John you seem to have a different logical take than I would expect from a highly educated chap. You state “The Government removed the requirement for school boards to “give effect to the Treaty of Waitangi,” but schools are pressing ahead as if the law never changed.”
What does the reading of the law change tell you? There is no requirement to give effect to Te Tiriti, and at the same time there is no requirement not to. Therefore schools are free to do so if they choose.
David Seymour told me that not many schools are doing this anyway, so I dunno what the faff is all about here. Of course it would be better if our educators were legally required to respect and reflect our nation’s heritage (it’s just common sense), but at least they still have the freedom to choose to. I had to sing “God Save The Queen” from a young age, for many years, back at school and it didn’t turn me religious. Give the kids a bit more credit, they’re smarter than you think.
I believe teachers are frightened of this new curriculum for the simple reason they are not sufficently knowledgeable to teach it, having been subject themselves to uneducated teachers during their own periods at schools and teacher-training colleges. They need to go back to college and learn the 3-Rs properly.
Progressives in Education have never been interested in educating children but used schools instead for social engineering
Similarly Marxism in our schools is not one iota interested in any child's education or Maori welfare but promoting Marxism which means destroying Western Culture.
Classical Marxism failed so now neo Marxism has changed tack to race and identity. The aim remains the same -destroy Western Culture.
School Boards. I recall when the concept was first "mooted", and then put into place. At each School Parents' would vote for whom they thought was best "pick", mostly based on the candidates' bio. Yup, up and running. Then the "stories" started to do the rounds of the neighborhood - that what was the "intent" of the board, was now becoming the "intent" of the 'few' who had agenda's to pursue. The came the stories of Teacher "interference" with board direction, intent, etc - that did not meet teacher ideology.

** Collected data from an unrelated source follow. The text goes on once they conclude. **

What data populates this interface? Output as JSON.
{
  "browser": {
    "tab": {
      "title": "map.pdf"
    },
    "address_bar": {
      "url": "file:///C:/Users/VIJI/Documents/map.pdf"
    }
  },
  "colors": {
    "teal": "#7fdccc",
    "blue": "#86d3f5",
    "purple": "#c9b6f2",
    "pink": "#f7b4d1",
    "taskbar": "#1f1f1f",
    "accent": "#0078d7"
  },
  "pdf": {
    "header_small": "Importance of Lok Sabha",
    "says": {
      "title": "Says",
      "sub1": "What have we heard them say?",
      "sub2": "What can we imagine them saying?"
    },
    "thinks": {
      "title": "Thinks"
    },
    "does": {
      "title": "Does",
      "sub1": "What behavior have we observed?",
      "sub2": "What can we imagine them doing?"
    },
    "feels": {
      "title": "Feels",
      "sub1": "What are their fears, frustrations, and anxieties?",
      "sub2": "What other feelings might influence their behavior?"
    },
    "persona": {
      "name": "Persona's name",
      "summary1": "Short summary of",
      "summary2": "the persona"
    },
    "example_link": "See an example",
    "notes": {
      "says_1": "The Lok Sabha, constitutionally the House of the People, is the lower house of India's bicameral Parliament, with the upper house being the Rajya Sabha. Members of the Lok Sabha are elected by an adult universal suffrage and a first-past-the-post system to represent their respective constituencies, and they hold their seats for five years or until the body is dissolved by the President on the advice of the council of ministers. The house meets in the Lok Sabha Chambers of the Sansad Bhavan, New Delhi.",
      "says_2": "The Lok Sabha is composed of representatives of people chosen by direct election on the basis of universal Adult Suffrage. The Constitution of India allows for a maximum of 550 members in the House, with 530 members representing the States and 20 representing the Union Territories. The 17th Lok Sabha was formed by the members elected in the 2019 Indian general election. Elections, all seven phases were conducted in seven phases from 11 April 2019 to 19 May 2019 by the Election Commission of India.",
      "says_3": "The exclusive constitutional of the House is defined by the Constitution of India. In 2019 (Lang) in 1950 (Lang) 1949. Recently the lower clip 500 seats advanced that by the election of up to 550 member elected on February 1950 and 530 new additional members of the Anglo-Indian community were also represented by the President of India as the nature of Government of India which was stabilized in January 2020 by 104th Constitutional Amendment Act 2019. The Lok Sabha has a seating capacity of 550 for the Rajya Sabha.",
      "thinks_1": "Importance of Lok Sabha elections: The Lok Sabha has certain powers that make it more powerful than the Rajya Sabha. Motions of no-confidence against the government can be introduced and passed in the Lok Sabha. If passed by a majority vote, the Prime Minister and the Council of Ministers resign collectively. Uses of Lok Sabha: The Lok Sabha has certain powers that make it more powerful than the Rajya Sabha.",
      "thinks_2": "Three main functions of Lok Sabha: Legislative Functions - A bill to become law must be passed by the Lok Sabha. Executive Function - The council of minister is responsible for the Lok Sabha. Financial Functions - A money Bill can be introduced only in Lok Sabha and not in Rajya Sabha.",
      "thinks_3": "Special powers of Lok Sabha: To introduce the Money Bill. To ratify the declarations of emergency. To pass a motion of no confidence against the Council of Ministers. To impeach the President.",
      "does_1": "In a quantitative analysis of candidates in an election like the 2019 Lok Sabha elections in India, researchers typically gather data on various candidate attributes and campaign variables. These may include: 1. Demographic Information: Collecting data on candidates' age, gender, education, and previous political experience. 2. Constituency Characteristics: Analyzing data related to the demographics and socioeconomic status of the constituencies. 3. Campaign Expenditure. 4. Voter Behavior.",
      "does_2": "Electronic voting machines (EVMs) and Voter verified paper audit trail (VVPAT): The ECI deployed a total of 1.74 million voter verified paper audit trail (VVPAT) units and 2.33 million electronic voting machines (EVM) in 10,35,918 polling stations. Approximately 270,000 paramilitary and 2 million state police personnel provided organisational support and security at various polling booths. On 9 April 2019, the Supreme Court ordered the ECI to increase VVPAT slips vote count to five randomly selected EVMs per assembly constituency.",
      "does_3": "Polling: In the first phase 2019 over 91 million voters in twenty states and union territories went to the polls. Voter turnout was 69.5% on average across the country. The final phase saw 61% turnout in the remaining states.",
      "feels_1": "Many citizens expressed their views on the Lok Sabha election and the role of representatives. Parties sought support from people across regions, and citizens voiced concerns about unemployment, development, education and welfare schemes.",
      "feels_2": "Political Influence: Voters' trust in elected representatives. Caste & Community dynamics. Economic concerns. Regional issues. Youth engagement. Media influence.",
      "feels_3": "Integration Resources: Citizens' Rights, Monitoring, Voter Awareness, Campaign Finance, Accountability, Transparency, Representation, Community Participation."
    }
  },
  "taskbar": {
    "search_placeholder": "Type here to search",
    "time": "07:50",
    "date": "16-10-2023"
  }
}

Not sure then if any parent 'stood up and opposed', and over that past years, most parents would have been unaware of what the school board was up to [unless school newsletter went out] - or teacher intent as manifested by their unions.
So if " their is digging of toes in the sand" - maybe the Minister could rise & make a determined statement of intent as 'directed by her portfolio', rather than attending "photo opportunities"
that have nothing to do with education?
I am creating " a list" of current Ministers of The Crown, who are showing less than potential capability - first 3
- Paul Goldsmith = BSA
- Simeon Brown = " i have written a letter to .."
- Erica Stanford = lots of paper direction, insufficient 'smacking of ears of the non compliant'.